"Plausibility" and Legal Claims about the Gaza Blockade
Kevin Jon Heller of University of Melbourne and Opinio Juris: "Insofar as Israel insists that it is not currently occupying Gaza, it cannot plausibly claim that it is involved in an IAC [International Armed Conflict] with Hamas" (and thus the blockade of Gaza is unlawful).
U.N.'s Palmer Committee Report on the Mavi Marmara incident (and note that the U.N. is not exactly the most sympathetic forum for Israel): "The Panel considers the [Hamas-Israel] conflict should be treated as an international one for the purposes of the law of blockade" (and thus the blockade is lawful).
Heller: "I have questioned the legality of the blockade before, leading two readers to claim that the Palmer Committee's report contradicts my analysis of the situation. In fact, the opposite is true."

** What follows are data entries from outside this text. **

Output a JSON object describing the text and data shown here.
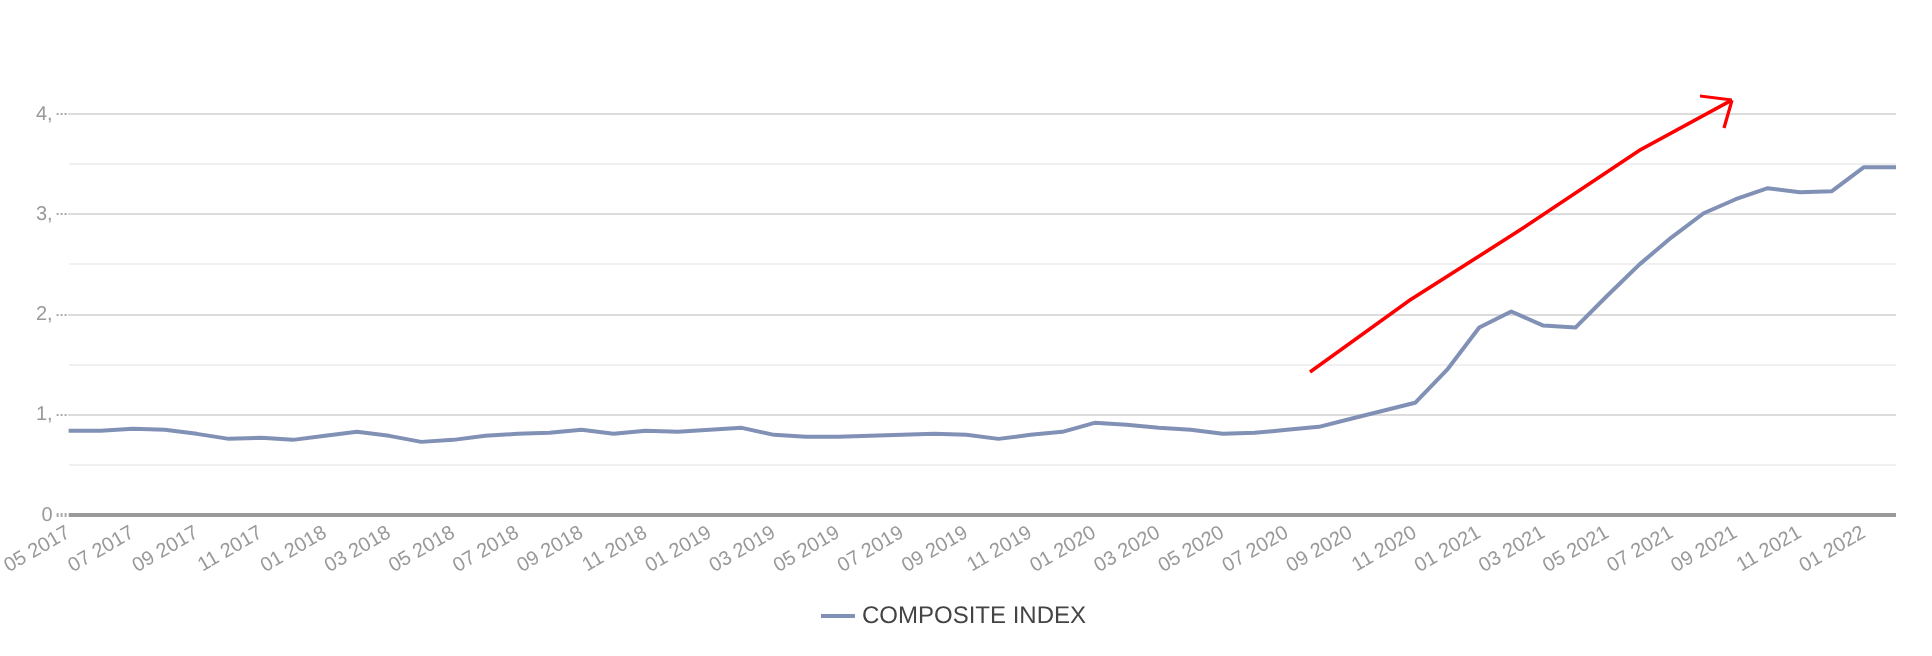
{
  "chart_data": {
    "type": "line",
    "categories": [
      "05 2017",
      null,
      "07 2017",
      null,
      "09 2017",
      null,
      "11 2017",
      null,
      "01 2018",
      null,
      "03 2018",
      null,
      "05 2018",
      null,
      "07 2018",
      null,
      "09 2018",
      null,
      "11 2018",
      null,
      "01 2019",
      null,
      "03 2019",
      null,
      "05 2019",
      null,
      "07 2019",
      null,
      "09 2019",
      null,
      "11 2019",
      null,
      "01 2020",
      null,
      "03 2020",
      null,
      "05 2020",
      null,
      "07 2020",
      null,
      "09 2020",
      null,
      "11 2020",
      null,
      "01 2021",
      null,
      "03 2021",
      null,
      "05 2021",
      null,
      "07 2021",
      null,
      "09 2021",
      null,
      "11 2021",
      null,
      "01 2022",
      null
    ],
    "series": [
      {
        "name": "COMPOSITE INDEX",
        "color": "#8190b5",
        "values": [
          0.84,
          0.84,
          0.86,
          0.85,
          0.81,
          0.76,
          0.77,
          0.75,
          0.79,
          0.83,
          0.79,
          0.73,
          0.75,
          0.79,
          0.81,
          0.82,
          0.85,
          0.81,
          0.84,
          0.83,
          0.85,
          0.87,
          0.8,
          0.78,
          0.78,
          0.79,
          0.8,
          0.81,
          0.8,
          0.76,
          0.8,
          0.83,
          0.92,
          0.9,
          0.87,
          0.85,
          0.81,
          0.82,
          0.85,
          0.88,
          0.96,
          1.04,
          1.12,
          1.45,
          1.87,
          2.03,
          1.89,
          1.87,
          2.19,
          2.5,
          2.77,
          3.01,
          3.15,
          3.26,
          3.22,
          3.23,
          3.47,
          3.47
        ]
      }
    ],
    "ylim": [
      0,
      4
    ],
    "yticks": [
      0,
      {
        "value": 0.5,
        "label": null
      },
      {
        "value": 1,
        "label": "1,"
      },
      {
        "value": 1.5,
        "label": null
      },
      {
        "value": 2,
        "label": "2,"
      },
      {
        "value": 2.5,
        "label": null
      },
      {
        "value": 3,
        "label": "3,"
      },
      {
        "value": 3.5,
        "label": null
      },
      {
        "value": 4,
        "label": "4,"
      }
    ],
    "grid": "y",
    "legend": "bottom",
    "marker": "none",
    "line_style": "solid"
  }
}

Well, no. Because the Report concluded that the Hamas-Israel conflict was an IAC, it didn't contradict Heller's argument that if it's not an IAC, the blockade is illegal under international law. But Heller also, as he acknowledges, "questioned the legality of the blockade" and said that it was not just wrong but that Israel's claim to be in an IAC with Hamas is wholly implausible. While one Report cannot establish in everyone's mind the lawfulness of the blockade, surely if an unsympathetic (or at the very least, non-sympathetic) forum like a U.N. commission adopts the Israeli position on IAC, that position cannot be deemed beyond the realm of even plausible argument, and Heller's analysis is indeed "contradicted."